Despertar frente a una piscina de mar turquesa, donde solo el sonido de las gaviotas y pájaros nativos te comunican la noticia del día: ¡Sí, estás en el paraíso!
Fotos y Texto: Leonardo Ampuero (Instagram @AmpueroLeonardo
Llegar a estos tesoros escondidos no es fácil, pero cuando estás ahí, todo el esfuerzo ha valido la pena.
Aterrizamos en Manila después de 20 horas y varias escalas; es una ciudad muy parecida al Guayaquil de los años 80’s: caótica, húmeda y con una herencia española muy marcada. Después de una escala técnica de una noche, continuamos nuestro viaje a Puerto Princesa; desde el aire ya se podía advertir que lo que se venía iba a ser una aventura difícil de olvidar. Y es justamente aquí donde mi viaje tomó otro rumbo. Buscando la esencia de una Filipinas primitiva, fui recomendado a visitar Port Barton. No dudé un segundo y tomé una van con otros mochileros, dejando olvidado en el camino la luz eléctrica, agua potable y wifi; cualquier cosa era insignificante al estar en una playa con bosques de palmeras, mar cristalino, peces de colores, estrellas de mar azules, atardeceres de ensueño, y una sonrisa cálida de cada filipino que estuvo en nuestro paso.

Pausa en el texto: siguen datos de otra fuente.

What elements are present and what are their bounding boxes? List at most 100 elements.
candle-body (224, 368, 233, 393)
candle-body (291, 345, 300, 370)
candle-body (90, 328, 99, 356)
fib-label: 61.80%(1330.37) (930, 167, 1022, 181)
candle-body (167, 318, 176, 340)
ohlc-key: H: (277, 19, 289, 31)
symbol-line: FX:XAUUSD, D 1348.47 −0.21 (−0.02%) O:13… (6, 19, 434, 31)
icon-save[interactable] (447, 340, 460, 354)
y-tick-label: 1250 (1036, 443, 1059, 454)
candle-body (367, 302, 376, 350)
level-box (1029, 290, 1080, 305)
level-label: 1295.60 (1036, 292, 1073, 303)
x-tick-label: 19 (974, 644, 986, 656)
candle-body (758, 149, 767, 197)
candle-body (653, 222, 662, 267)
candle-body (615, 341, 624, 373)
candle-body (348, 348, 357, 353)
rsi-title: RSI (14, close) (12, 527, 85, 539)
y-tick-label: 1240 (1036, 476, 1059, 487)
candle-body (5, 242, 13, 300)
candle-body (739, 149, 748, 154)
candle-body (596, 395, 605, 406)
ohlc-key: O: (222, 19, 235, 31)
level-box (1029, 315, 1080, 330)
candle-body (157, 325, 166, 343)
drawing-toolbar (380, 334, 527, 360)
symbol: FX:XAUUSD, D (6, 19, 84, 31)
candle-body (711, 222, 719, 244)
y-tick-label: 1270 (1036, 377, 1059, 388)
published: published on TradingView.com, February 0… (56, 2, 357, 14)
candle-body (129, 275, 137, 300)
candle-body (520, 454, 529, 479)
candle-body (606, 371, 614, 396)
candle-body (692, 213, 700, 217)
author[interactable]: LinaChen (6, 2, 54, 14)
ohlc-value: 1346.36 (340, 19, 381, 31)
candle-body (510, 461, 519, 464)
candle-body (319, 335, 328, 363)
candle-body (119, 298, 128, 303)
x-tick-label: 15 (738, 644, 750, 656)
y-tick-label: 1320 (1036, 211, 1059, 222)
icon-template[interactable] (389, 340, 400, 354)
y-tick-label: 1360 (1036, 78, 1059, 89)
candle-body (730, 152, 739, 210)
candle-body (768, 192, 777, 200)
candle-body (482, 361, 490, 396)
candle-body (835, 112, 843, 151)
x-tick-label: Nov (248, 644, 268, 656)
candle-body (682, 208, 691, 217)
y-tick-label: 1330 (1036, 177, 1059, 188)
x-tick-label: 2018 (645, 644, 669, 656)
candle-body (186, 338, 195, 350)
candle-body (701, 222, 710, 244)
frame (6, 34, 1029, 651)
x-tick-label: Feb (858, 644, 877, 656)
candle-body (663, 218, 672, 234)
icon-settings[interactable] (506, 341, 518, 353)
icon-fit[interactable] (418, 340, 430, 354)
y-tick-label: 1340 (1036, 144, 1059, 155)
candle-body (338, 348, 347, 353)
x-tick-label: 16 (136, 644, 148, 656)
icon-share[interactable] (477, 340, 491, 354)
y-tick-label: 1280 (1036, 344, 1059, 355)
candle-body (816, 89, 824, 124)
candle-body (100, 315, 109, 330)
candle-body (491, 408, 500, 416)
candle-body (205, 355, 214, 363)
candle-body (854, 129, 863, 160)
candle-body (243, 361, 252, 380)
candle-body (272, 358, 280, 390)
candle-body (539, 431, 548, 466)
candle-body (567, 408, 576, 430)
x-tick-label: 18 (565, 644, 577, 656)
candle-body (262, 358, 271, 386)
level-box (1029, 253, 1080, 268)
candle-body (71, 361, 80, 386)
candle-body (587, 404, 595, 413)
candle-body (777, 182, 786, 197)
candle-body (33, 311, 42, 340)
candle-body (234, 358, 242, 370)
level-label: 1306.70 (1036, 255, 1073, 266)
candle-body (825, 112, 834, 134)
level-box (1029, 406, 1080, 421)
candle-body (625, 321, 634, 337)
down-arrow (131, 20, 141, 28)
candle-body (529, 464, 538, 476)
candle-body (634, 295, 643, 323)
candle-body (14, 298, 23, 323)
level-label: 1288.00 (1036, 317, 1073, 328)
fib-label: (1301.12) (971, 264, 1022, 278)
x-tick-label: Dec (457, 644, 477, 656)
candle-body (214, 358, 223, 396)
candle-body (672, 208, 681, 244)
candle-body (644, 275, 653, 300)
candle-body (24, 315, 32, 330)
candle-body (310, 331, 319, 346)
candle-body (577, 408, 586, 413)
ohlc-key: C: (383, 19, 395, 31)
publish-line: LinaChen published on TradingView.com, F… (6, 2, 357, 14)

Son islas completamente para ti, donde la mimesis entre palmeras y cocos ofrecen un espacio de paz para agradecer por tener al paraíso frente a tus ojos. Me quedé maravillado de no ser nadie, de perder mi ‘yo’ en esa arena blanca, pero al mismo tiempo de tenerlo todo. Bajo esta impresionante sorpresa, el viaje hacia El Nido se modificó una y otra vez, sin arrepentimiento alguno.
Finalmente llegamos a El Nido, unos peñascos de roca con verde vegetación que bajan al mismísimo mar azul, envolviendo bahías, creando postales guardadas solo en mi memoria y en mis fotografías.
Nos unen muchas cosas con una cultura en el extremo opuesto del globo terráqueo: sus rasgos latinos, su calidez, su gastronomía, sus nombres y apellidos en español y todo eso hizo que pareciera que viajaba entre Ayampe y Santa Cruz. Más en casa no podía estar.
Pero, como toda joya preciosa efímera, se ve, se aprecia, te deslumbra y como hechizo encantado, desaparece. Es así que desaparecimos de este bello territorio, jurando que volveríamos para nuevamente encantarnos por aquel amanecer y ese canto de pájaros que nos despertó el primer día, pero jurando que la próxima, sería un viaje de ensueño compartido.